I assuming "laying by hand" included traces as well.
Quitely bluntly, Intel probably has hired some of the best engineer/programmers and have larger skillsets than AMD.
The most outstanding example of architectures not performing as well as previous is the P4. When P4 launched (remember back) IPC dropped by 20% IIRC (vs 9% for bulldozer if Anand got it right) and the increase in frequency was nominal resulting in a processor which beat the previous generation by just a couple of percent (once again similar to bulldozer).
Laying billions of traces in a 3D space is impossible by hand. Even if one only assumes 1 billion traces (a 5 year timespan at 2000 hr/year), and that traces could be laid down at a rate of 1 trace/sec, the total engineer count would be 28. There's some problems here though. Even a minor redesign (not a completely new design, but greater than a minor stepping which is likely just tweaking existing transistors and traces by a little to improve performance and yields) require major rerouting for all traces and minor redesigns happen at least one time per year.
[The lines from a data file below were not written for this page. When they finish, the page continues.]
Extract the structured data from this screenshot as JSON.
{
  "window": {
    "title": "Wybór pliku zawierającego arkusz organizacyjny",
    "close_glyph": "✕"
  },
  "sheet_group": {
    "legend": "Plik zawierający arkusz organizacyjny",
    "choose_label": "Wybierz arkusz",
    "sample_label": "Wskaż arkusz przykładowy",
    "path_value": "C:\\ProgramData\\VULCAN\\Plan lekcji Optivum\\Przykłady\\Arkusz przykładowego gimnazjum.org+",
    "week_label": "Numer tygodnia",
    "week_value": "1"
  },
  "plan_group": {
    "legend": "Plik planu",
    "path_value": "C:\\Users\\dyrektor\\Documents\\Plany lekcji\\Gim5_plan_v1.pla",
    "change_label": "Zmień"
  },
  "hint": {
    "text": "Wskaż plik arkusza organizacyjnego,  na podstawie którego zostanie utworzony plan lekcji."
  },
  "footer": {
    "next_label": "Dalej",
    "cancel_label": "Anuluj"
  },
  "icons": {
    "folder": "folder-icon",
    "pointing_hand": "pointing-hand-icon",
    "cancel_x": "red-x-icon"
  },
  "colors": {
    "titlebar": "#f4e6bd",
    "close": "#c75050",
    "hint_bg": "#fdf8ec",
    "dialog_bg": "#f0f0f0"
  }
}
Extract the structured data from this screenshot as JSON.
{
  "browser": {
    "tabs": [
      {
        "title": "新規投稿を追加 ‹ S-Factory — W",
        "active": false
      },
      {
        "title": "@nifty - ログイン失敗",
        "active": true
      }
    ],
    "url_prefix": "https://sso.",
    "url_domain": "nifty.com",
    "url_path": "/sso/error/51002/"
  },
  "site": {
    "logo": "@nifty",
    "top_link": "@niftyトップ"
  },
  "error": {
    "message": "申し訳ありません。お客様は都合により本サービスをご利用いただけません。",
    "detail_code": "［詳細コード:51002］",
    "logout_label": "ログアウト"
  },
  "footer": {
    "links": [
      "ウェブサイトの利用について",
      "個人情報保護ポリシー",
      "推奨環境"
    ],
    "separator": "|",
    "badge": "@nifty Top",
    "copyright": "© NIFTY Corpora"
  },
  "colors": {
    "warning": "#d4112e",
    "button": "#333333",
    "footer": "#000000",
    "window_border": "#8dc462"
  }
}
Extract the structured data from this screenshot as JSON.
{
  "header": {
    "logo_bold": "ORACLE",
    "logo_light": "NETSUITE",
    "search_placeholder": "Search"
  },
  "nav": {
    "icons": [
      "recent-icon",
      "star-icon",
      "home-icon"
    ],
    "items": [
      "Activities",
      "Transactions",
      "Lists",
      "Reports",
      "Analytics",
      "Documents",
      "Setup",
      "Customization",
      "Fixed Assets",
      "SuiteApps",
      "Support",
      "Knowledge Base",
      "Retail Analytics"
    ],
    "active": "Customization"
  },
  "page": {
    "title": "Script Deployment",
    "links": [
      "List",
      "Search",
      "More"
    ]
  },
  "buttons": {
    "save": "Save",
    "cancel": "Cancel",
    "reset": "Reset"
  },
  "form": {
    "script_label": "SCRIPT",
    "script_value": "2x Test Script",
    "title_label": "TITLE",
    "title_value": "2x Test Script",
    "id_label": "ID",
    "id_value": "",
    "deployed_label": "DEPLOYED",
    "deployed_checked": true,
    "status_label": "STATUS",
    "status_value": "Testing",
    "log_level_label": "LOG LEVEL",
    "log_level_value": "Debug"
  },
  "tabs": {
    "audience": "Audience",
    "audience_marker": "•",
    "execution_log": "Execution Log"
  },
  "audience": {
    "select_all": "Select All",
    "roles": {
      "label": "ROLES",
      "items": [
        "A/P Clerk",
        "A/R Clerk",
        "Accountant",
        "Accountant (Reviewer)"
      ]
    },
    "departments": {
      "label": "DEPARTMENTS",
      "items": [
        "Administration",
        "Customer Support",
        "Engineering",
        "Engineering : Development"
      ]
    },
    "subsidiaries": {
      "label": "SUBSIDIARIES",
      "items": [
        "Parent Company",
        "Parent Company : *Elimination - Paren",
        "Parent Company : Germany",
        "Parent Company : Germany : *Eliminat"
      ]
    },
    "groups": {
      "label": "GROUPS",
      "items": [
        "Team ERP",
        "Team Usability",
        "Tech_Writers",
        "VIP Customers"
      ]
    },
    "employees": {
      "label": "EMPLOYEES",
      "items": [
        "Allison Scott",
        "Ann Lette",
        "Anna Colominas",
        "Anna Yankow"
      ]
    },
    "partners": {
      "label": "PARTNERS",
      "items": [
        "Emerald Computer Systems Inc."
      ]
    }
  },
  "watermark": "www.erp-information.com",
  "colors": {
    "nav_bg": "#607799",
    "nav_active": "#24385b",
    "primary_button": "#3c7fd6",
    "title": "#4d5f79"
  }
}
This raises the engineer count to 140. Reduce the number of traces per minute to something more reasonable (probably 2-5 when factoring in time to consider consequences of placing trace in a specific place and time for minor reroutes of already placed traces, but not allowing for large errors which require rerouting of large areas) and the numbers skyrocket to (assuming 5 trace/min) 1700 engineers for designing trace layouts by hand.
Laying out traces with a computer would probably take a couple of weeks per revision. After each revision, a group of engineers with knowledge of both electrical engineering and fab engineering (a subset of chem engineering if I am not mistaken) would be need to tweak the design for optimal performance for a specific fab process. This group of 10-15 engineers and 5-10 programmers would accomplish far more in less time.
Faster iteration would make testing easier and make bugs more apparent. Considering that the bug report for Bulldozer (posted elsewhere on this site) is several times shorter than the one for Sandybridge, it seems that AMD did a better job of reducing computational errors even though performance is not good/terrible. If this reduction is due to AMD using computer designs rather than hand designs, I can't see too many problems here either.
I have little doubt that Intel hires the best engineers possible. I also do not doubt that AMD does the same.